L’ambition de cette concertation historique se matérialise par l'écriture d'un agenda opérationnel particulièrement serré. Les ateliers de Cotonou s’accordent sur l'adoption d'un texte de référence adossé à un plan stratégique quinquennal couvrant la période de 2026 à 2030. Cette feuille de route commune doit servir de levier pour coordonner l’action publique et privée, mobiliser les capitaux nécessaires et harmoniser les réglementations. Le secteur entend ainsi se repositionner comme un contributeur de premier plan au financement du développement, prouvant que l’outil assurantiel est un puissant accélérateur de stabilité sociale et de modernisation financière.
La réorganisation des marchés de l'espace FANAF se décline à travers des données chiffrées précises, partagées par les régulateurs régionaux et les agences d'analyse financière :
Moins de 1 % : La part de l'Afrique dans le volume mondial des primes d'assurance émises, contrastant avec son poids démographique de 19 %.
400 délégués : Le nombre de décideurs sectoriels et étatiques réunis à Cotonou pour ratifier le Pacte d’inclusion.
6 % du PIB : La moyenne mondiale du taux de pénétration de l'assurance, mettant en lumière le retard structurel de la zone CIMA où ce taux reste en deçà de 1 %.
L’adoption d’une stratégie dédiée à l’assurance inclusive constitue le chaînon manquant pour pérenniser le dynamisme économique des marchés émergents d’Afrique subsaharienne. En se tournant résolument vers les micro-entrepreneurs et les populations à faibles revenus, le secteur financier ne cherche pas seulement à étendre son portefeuille commercial ; il crée un filet de sécurité structurel pour des millions d’acteurs économiques exposés à la précarité. Réduire l’impact d’un sinistre ou d’une mauvaise récolte grâce à des produits simplifiés et accessibles permet d'éviter que des familles entières ne retombent dans la pauvreté au moindre choc exogène.

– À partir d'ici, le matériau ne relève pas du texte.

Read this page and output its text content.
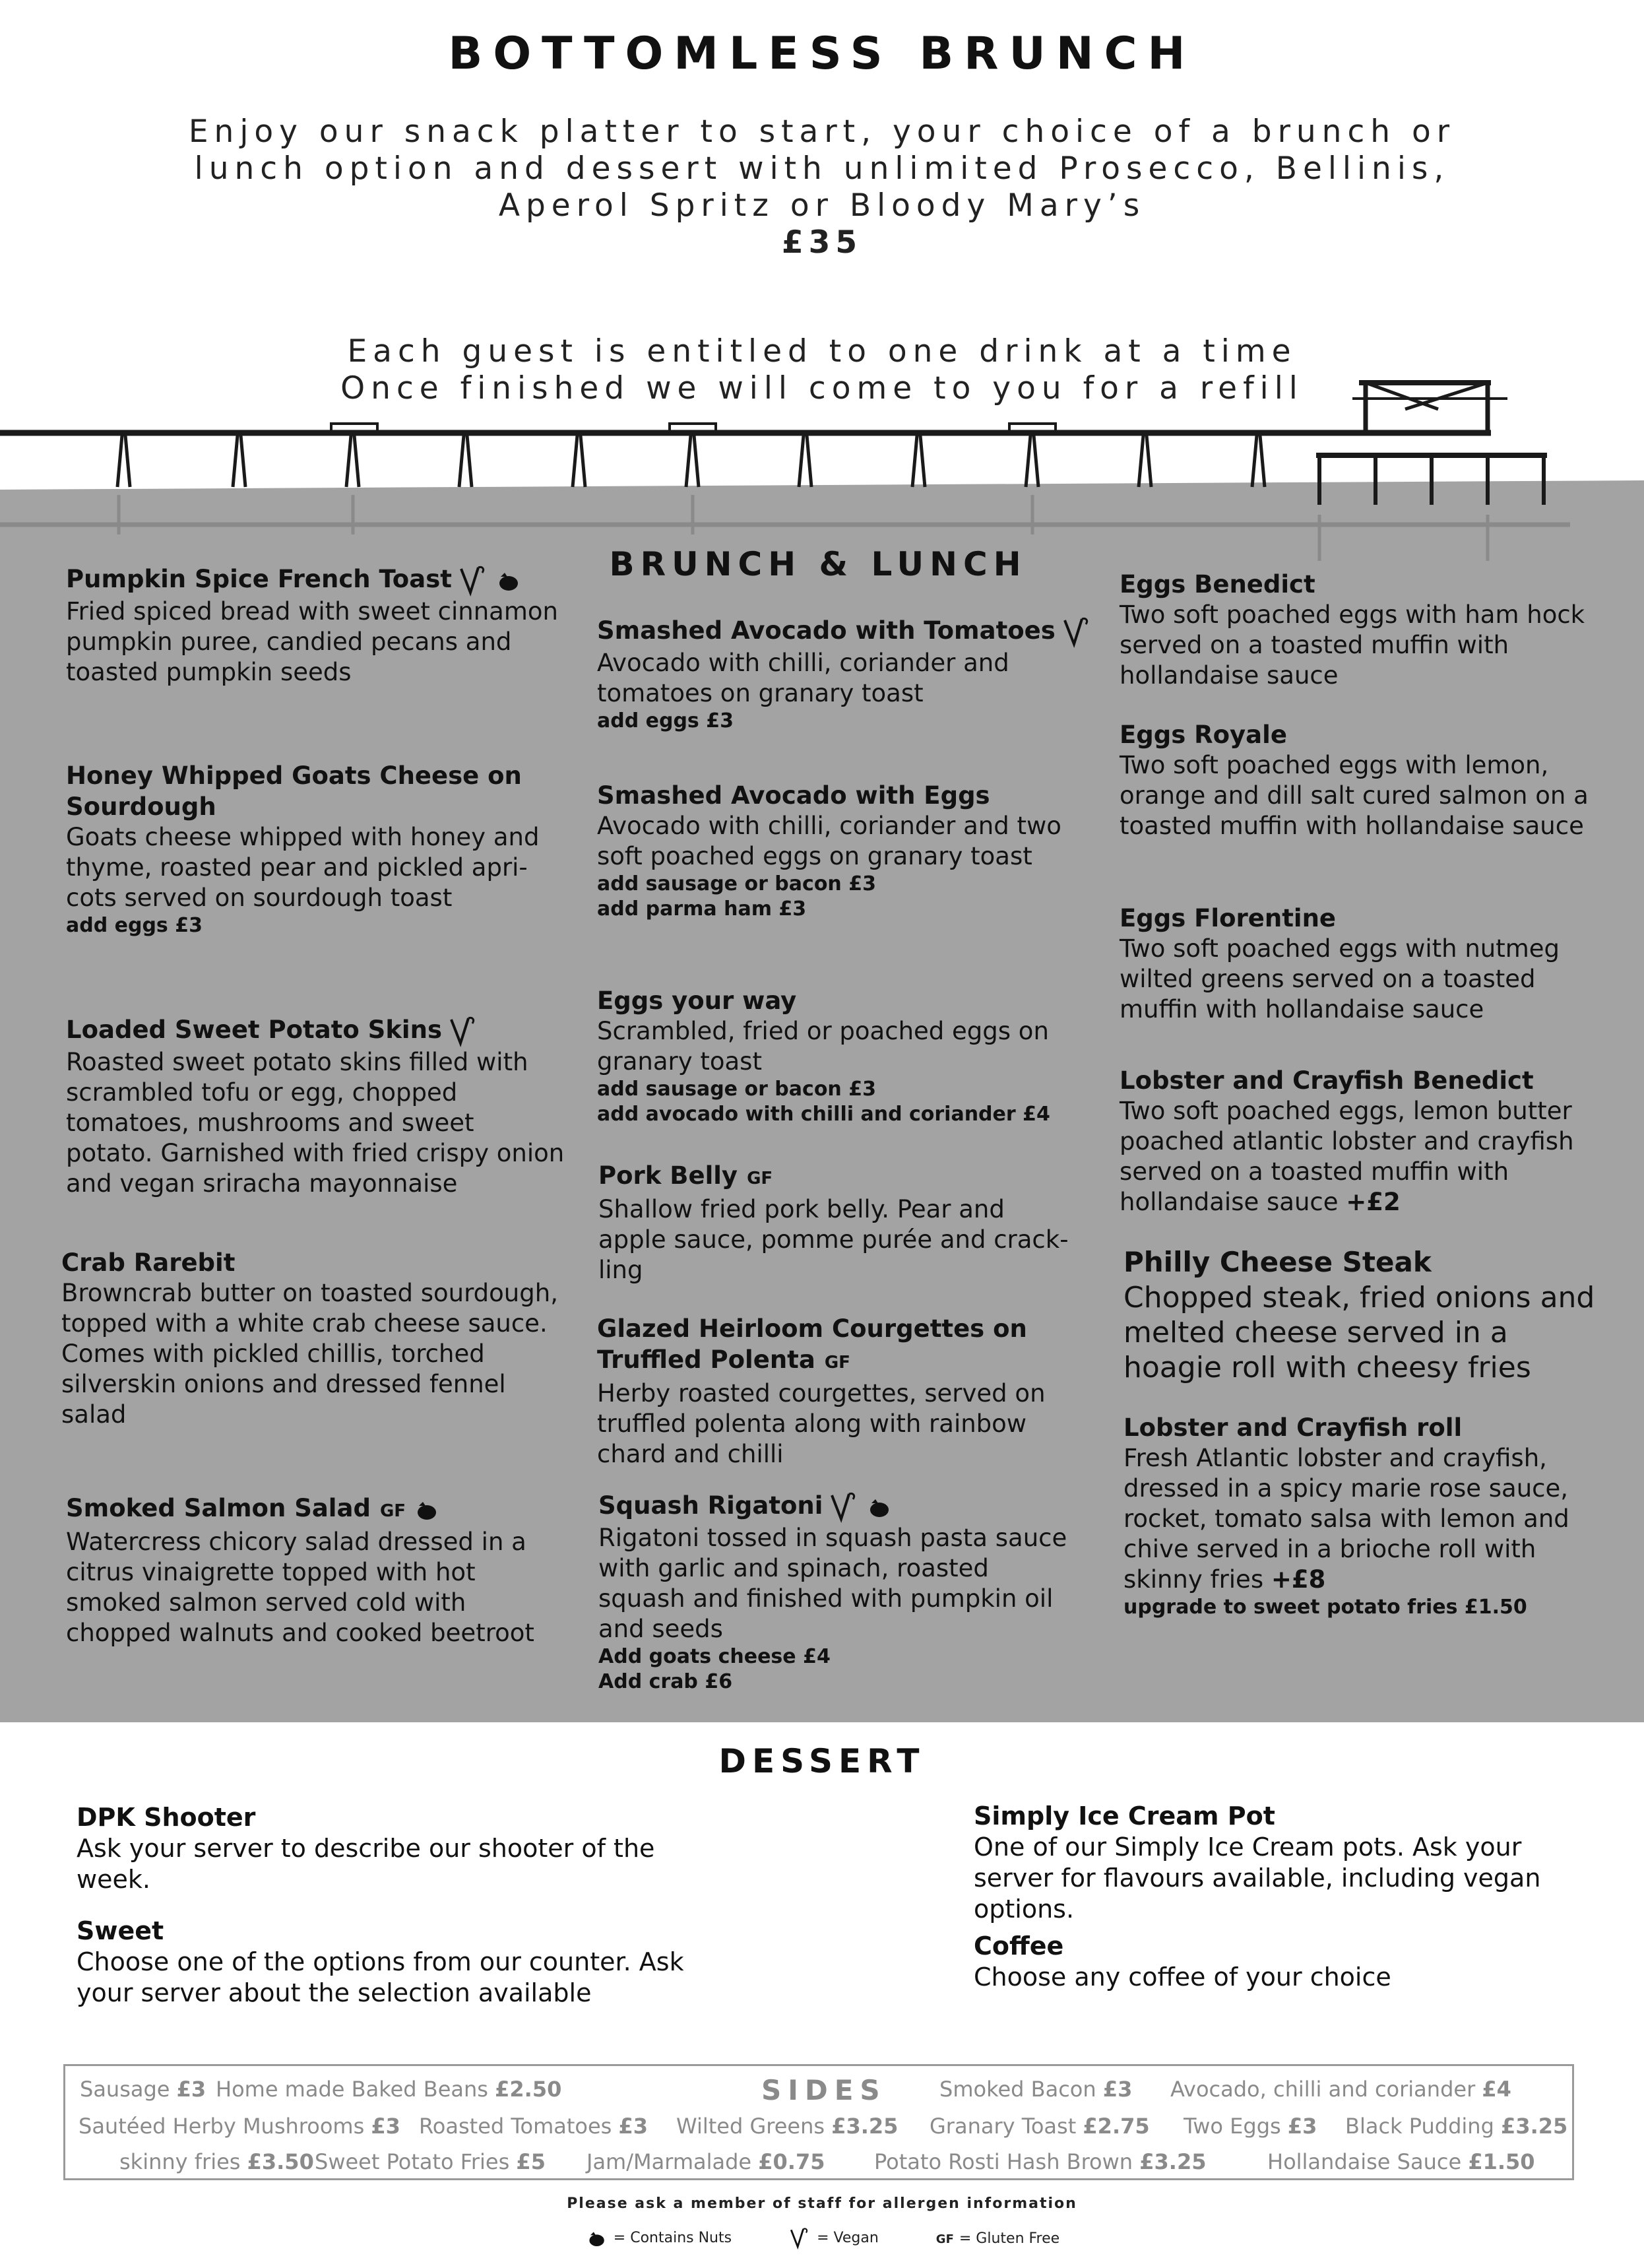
BOTTOMLESS BRUNCH
Enjoy our snack platter to start, your choice of a brunch or
lunch option and dessert with unlimited Prosecco, Bellinis,
Aperol Spritz or Bloody Mary’s
£35
Each guest is entitled to one drink at a time
Once finished we will come to you for a refill
BRUNCH & LUNCH
Pumpkin Spice French Toast
Fried spiced bread with sweet cinnamon pumpkin puree, candied pecans and toasted pumpkin seeds
Honey Whipped Goats Cheese on Sourdough
Goats cheese whipped with honey and thyme, roasted pear and pickled apri-cots served on sourdough toast
add eggs £3
Loaded Sweet Potato Skins
Roasted sweet potato skins filled with scrambled tofu or egg, chopped tomatoes, mushrooms and sweet potato. Garnished with fried crispy onion and vegan sriracha mayonnaise
Crab Rarebit
Browncrab butter on toasted sourdough, topped with a white crab cheese sauce. Comes with pickled chillis, torched silverskin onions and dressed fennel salad
Smoked Salmon Salad GF
Watercress chicory salad dressed in a citrus vinaigrette topped with hot smoked salmon served cold with chopped walnuts and cooked beetroot
Smashed Avocado with Tomatoes
Avocado with chilli, coriander and tomatoes on granary toast
add eggs £3
Smashed Avocado with Eggs
Avocado with chilli, coriander and two soft poached eggs on granary toast
add sausage or bacon £3
add parma ham £3
Eggs your way
Scrambled, fried or poached eggs on granary toast
add sausage or bacon £3
add avocado with chilli and coriander £4
Pork Belly GF
Shallow fried pork belly. Pear and apple sauce, pomme purée and crack-ling
Glazed Heirloom Courgettes on Truffled Polenta GF
Herby roasted courgettes, served on truffled polenta along with rainbow chard and chilli
Squash Rigatoni
Rigatoni tossed in squash pasta sauce with garlic and spinach, roasted squash and finished with pumpkin oil and seeds
Add goats cheese £4
Add crab £6
Eggs Benedict
Two soft poached eggs with ham hock served on a toasted muffin with hollandaise sauce
Eggs Royale
Two soft poached eggs with lemon, orange and dill salt cured salmon on a toasted muffin with hollandaise sauce
Eggs Florentine
Two soft poached eggs with nutmeg wilted greens served on a toasted muffin with hollandaise sauce
Lobster and Crayfish Benedict
Two soft poached eggs, lemon butter poached atlantic lobster and crayfish served on a toasted muffin with hollandaise sauce +£2
Philly Cheese Steak
Chopped steak, fried onions and melted cheese served in a hoagie roll with cheesy fries
Lobster and Crayfish roll
Fresh Atlantic lobster and crayfish, dressed in a spicy marie rose sauce, rocket, tomato salsa with lemon and chive served in a brioche roll with skinny fries +£8
upgrade to sweet potato fries £1.50
DESSERT
DPK Shooter
Ask your server to describe our shooter of the week.
Sweet
Choose one of the options from our counter. Ask your server about the selection available
Simply Ice Cream Pot
One of our Simply Ice Cream pots. Ask your server for flavours available, including vegan options.
Coffee
Choose any coffee of your choice
SIDES
Sausage £3 Home made Baked Beans £2.50	Smoked Bacon £3 Avocado, chilli and coriander £4
Sautéed Herby Mushrooms £3 Roasted Tomatoes £3 Wilted Greens £3.25 Granary Toast £2.75 Two Eggs £3 Black Pudding £3.25
skinny fries £3.50 Sweet Potato Fries £5 Jam/Marmalade £0.75 Potato Rosti Hash Brown £3.25	Hollandaise Sauce £1.50
Please ask a member of staff for allergen information
= Contains Nuts	= Vegan	GF = Gluten Free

Les perspectives ouvertes par ce nouveau cadre de coopération internationale s'annoncent structurantes. L’objectif de doubler le taux de pénétration d’ici quatorze ans va contraindre les régulateurs et les compagnies à innover, notamment en exploitant la puissance du paiement mobile et de la numérisation des contrats. À moyen terme, cette captation d'une épargne locale stable offrira aux assureurs des capacités d’investissement accrues pour financer les infrastructures de base et soutenir les emprunts d'État. Ce changement de paradigme fait de l'inclusion assurantielle un enjeu géopolitique majeur : transformer la vulnérabilité actuelle du continent en un socle de souveraineté financière durable.